As the temperatures climb, so does our power usage and, as well, our power bills.
But there are ways to help keep the bills and usage low and help ensure we don’t have power interruptions during the hottest time of day.
“There’s a lot of common sense things to do,” Don Henderson, energy manager in the Garrison’s Directorate of Public Works base operations, said. “We can help everybody else by not straining the grid.”
The DPW Energy office maintains and monitors control systems for approximately 125 of Redstone’s highest energy use facilities, Henderson said.
“These systems all report to a centralized UMCS server, and we are continually adding facilities to it,” he said. “We can look at our computer and set schedules for the facilities.
“We’ve already done a lot with scheduling. We try to do that with all of our biggest energy-consuming facilities.”
The Tennessee Valley Authority, which provides about 97% of Redstone’s power, is asking all electric power consumers – residential, commercial and industrial – to cooperate in reducing power usage, especially between noon and 6 p.m.
“Be vigilant all the time,” Henderson said. “Look for and feel for gaps around windows, doors that allow for the warm air inside and the cool air to escape.
“Remember our parents would tell us, ‘Don’t air-condition the outside.’”
He said a simple thing such as shutting off computers at the end of a workday can save nearly $1 million a year.
“Turn off the computers when they’re not in use,” Henderson said. “When left on continuously, a computer costs about $100 a year; when it’s on during normal working hours, it costs $22 per year.
“We have about 12,000 computers on post. With savings of $78 each, that’s $936,000 savings for turning off computers.”

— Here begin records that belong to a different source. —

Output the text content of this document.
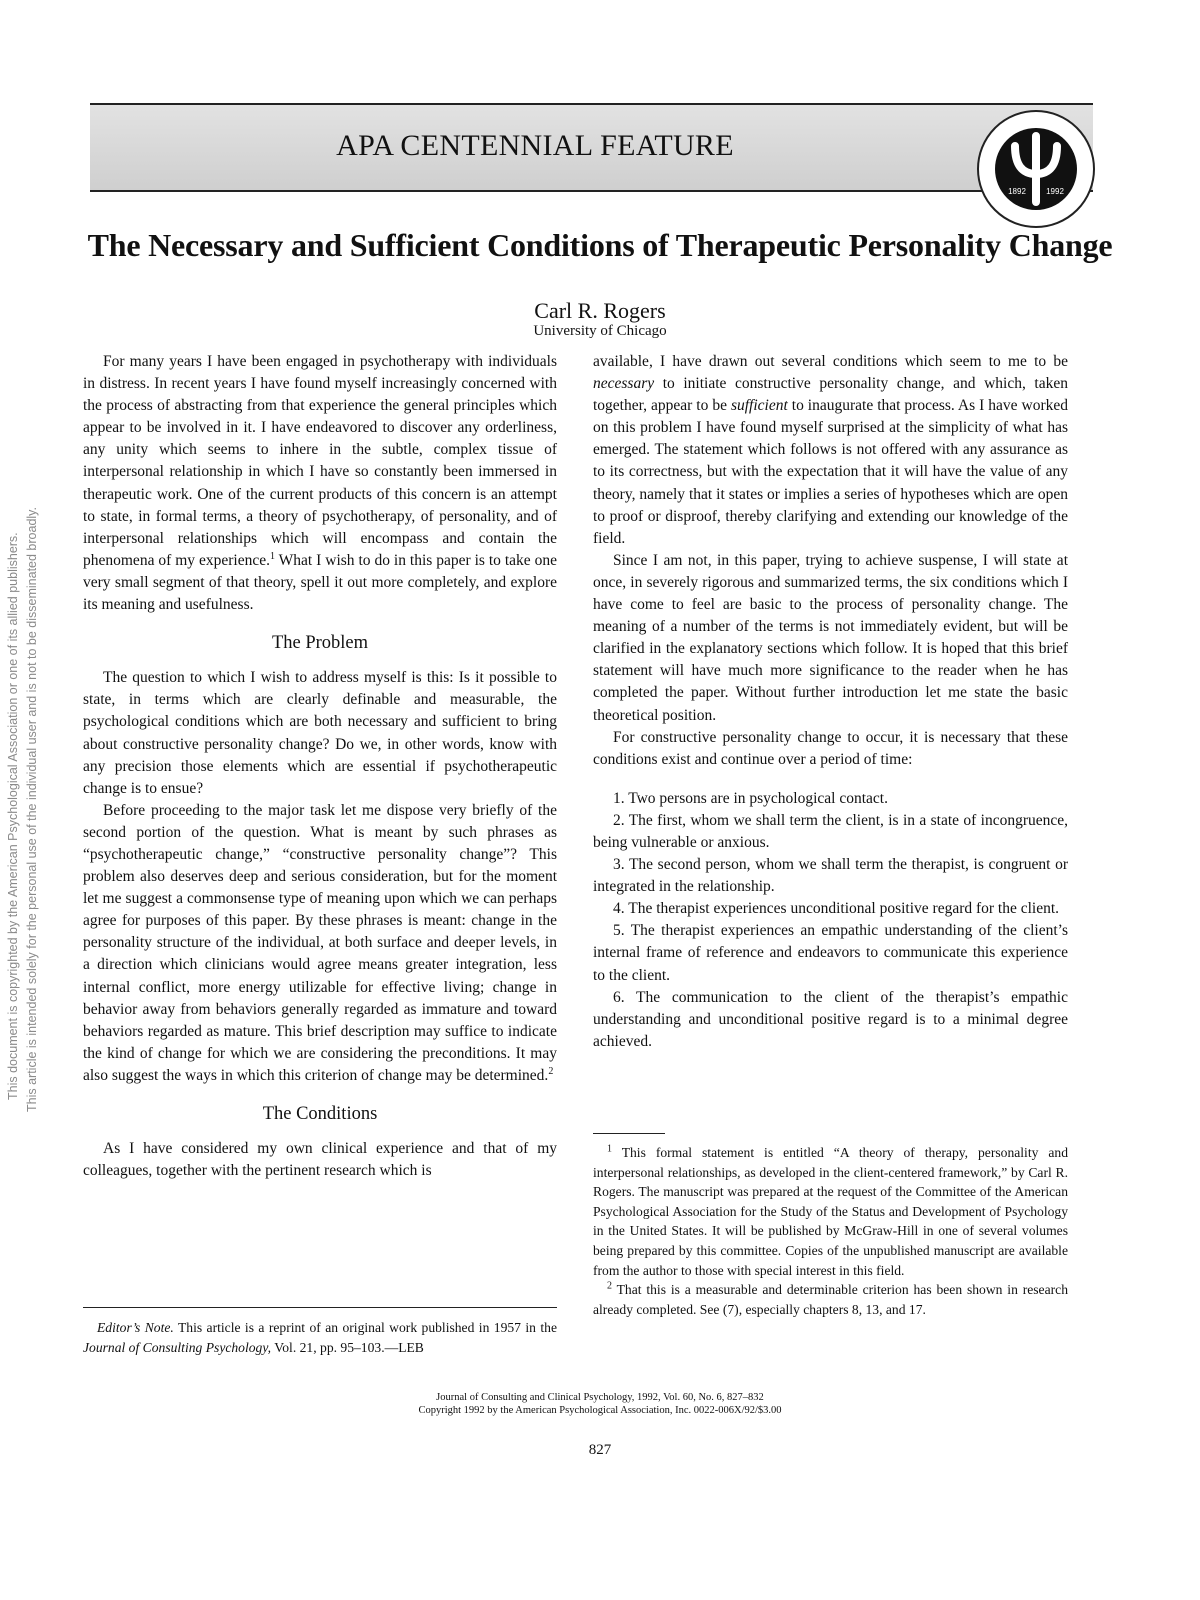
This document is copyrighted by the American Psychological Association or one of its allied publishers. This article is intended solely for the personal use of the individual user and is not to be disseminated broadly.
APA CENTENNIAL FEATURE
1892	1992
The Necessary and Sufficient Conditions of Therapeutic Personality Change
Carl R. Rogers
University of Chicago

For many years I have been engaged in psychotherapy with individuals in distress. In recent years I have found myself increasingly concerned with the process of abstracting from that experience the general principles which appear to be involved in it. I have endeavored to discover any orderliness, any unity which seems to inhere in the subtle, complex tissue of interpersonal relationship in which I have so constantly been immersed in therapeutic work. One of the current products of this concern is an attempt to state, in formal terms, a theory of psychotherapy, of personality, and of interpersonal relationships which will encompass and contain the phenomena of my experience.$^1$ What I wish to do in this paper is to take one very small segment of that theory, spell it out more completely, and explore its meaning and usefulness.

The Problem

The question to which I wish to address myself is this: Is it possible to state, in terms which are clearly definable and measurable, the psychological conditions which are both necessary and sufficient to bring about constructive personality change? Do we, in other words, know with any precision those elements which are essential if psychotherapeutic change is to ensue?

Before proceeding to the major task let me dispose very briefly of the second portion of the question. What is meant by such phrases as “psychotherapeutic change,” “constructive personality change”? This problem also deserves deep and serious consideration, but for the moment let me suggest a commonsense type of meaning upon which we can perhaps agree for purposes of this paper. By these phrases is meant: change in the personality structure of the individual, at both surface and deeper levels, in a direction which clinicians would agree means greater integration, less internal conflict, more energy utilizable for effective living; change in behavior away from behaviors generally regarded as immature and toward behaviors regarded as mature. This brief description may suffice to indicate the kind of change for which we are considering the preconditions. It may also suggest the ways in which this criterion of change may be determined.$^2$

The Conditions

As I have considered my own clinical experience and that of my colleagues, together with the pertinent research which is

available, I have drawn out several conditions which seem to me to be necessary to initiate constructive personality change, and which, taken together, appear to be sufficient to inaugurate that process. As I have worked on this problem I have found myself surprised at the simplicity of what has emerged. The statement which follows is not offered with any assurance as to its correctness, but with the expectation that it will have the value of any theory, namely that it states or implies a series of hypotheses which are open to proof or disproof, thereby clarifying and extending our knowledge of the field.

Since I am not, in this paper, trying to achieve suspense, I will state at once, in severely rigorous and summarized terms, the six conditions which I have come to feel are basic to the process of personality change. The meaning of a number of the terms is not immediately evident, but will be clarified in the explanatory sections which follow. It is hoped that this brief statement will have much more significance to the reader when he has completed the paper. Without further introduction let me state the basic theoretical position.

For constructive personality change to occur, it is necessary that these conditions exist and continue over a period of time:

1. Two persons are in psychological contact.

2. The first, whom we shall term the client, is in a state of incongruence, being vulnerable or anxious.

3. The second person, whom we shall term the therapist, is congruent or integrated in the relationship.

4. The therapist experiences unconditional positive regard for the client.

5. The therapist experiences an empathic understanding of the client’s internal frame of reference and endeavors to communicate this experience to the client.

6. The communication to the client of the therapist’s empathic understanding and unconditional positive regard is to a minimal degree achieved.

$^1$ This formal statement is entitled “A theory of therapy, personality and interpersonal relationships, as developed in the client-centered framework,” by Carl R. Rogers. The manuscript was prepared at the request of the Committee of the American Psychological Association for the Study of the Status and Development of Psychology in the United States. It will be published by McGraw-Hill in one of several volumes being prepared by this committee. Copies of the unpublished manuscript are available from the author to those with special interest in this field.

$^2$ That this is a measurable and determinable criterion has been shown in research already completed. See (7), especially chapters 8, 13, and 17.

Editor’s Note. This article is a reprint of an original work published in 1957 in the Journal of Consulting Psychology, Vol. 21, pp. 95–103.—LEB

Journal of Consulting and Clinical Psychology, 1992, Vol. 60, No. 6, 827–832
Copyright 1992 by the American Psychological Association, Inc. 0022-006X/92/$3.00
827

Henderson said another cost-saving and energy-saving plan Redstone employs is converting fluorescent lights to LED (“that can save up to 50% on the cost”) and motion-control lighting.

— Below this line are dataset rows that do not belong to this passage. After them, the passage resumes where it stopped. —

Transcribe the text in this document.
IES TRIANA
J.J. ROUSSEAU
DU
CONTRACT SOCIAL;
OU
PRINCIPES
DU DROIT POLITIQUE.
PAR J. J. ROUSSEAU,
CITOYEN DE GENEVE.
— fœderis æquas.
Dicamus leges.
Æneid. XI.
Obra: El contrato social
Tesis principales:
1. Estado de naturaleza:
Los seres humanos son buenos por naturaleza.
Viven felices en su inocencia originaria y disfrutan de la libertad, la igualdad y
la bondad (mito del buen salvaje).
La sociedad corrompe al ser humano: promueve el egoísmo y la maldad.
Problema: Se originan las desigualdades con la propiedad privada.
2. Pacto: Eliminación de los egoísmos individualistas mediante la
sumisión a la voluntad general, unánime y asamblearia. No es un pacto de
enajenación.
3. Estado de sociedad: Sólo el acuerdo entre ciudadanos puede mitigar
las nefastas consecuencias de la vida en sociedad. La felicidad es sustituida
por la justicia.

“When there’s no movement, because no one is in there, the lights go off,” he said. “That’s one of our quickest paybacks (on savings); we try to put it in any project we can.”
On the home front, a misconception is that fans help cool a room, Henderson said.
“Use the fans when you’re in the room, turn them off when you leave,” he said. “A ceiling fan doesn’t cool off a room; it cools off the person in the room. It’s just moving air around.”
While he works to help Redstone save money and energy, Henderson offers some tips for the home.
· Avoid running appliances during the hottest part of the day
· Ensure A/C units have clean air filters; dirty filters block cooler air and cause units to use more power than needed
· Minimize how often exterior doors and refrigerator doors are opened
· Use ceiling and floor fans to keep air moving, but only when a room is occupied; they use less power than an A/C unit
· Unplug unused or unnecessary electronics, even when off, they still use power if plugged in
· Recycle old appliances; TVA said older appliances are less energy-efficient than modern counterparts
· Avoid putting lamps or TVs near thermostats, they give off heat and will “lie” to the thermostat
· Switch to energy-efficient bulbs – not only do they use 75% less energy, but they put off less heat than old-school incandescent bulbs
· Turn up the thermostat – TVA recommends keeping the thermostat between 75-78 degrees during the day and even higher if no one is going to be home for a few days
· Keep curtains closed during the day on the south, west, and east sides of houses and apartments to block out sunlight
· Plant trees on the south or southwest side of houses to create shade and keep homes cooler
· Avoid using the oven and cook meals that require less heat from the stovetop or oven; consider using the microwave or air fryer
· Use the charcoal grill for outdoor cooking
“The grid is still stable, and there is no risk of brownouts or blackouts,” he said. “But these measures can help ensure that remains the case.”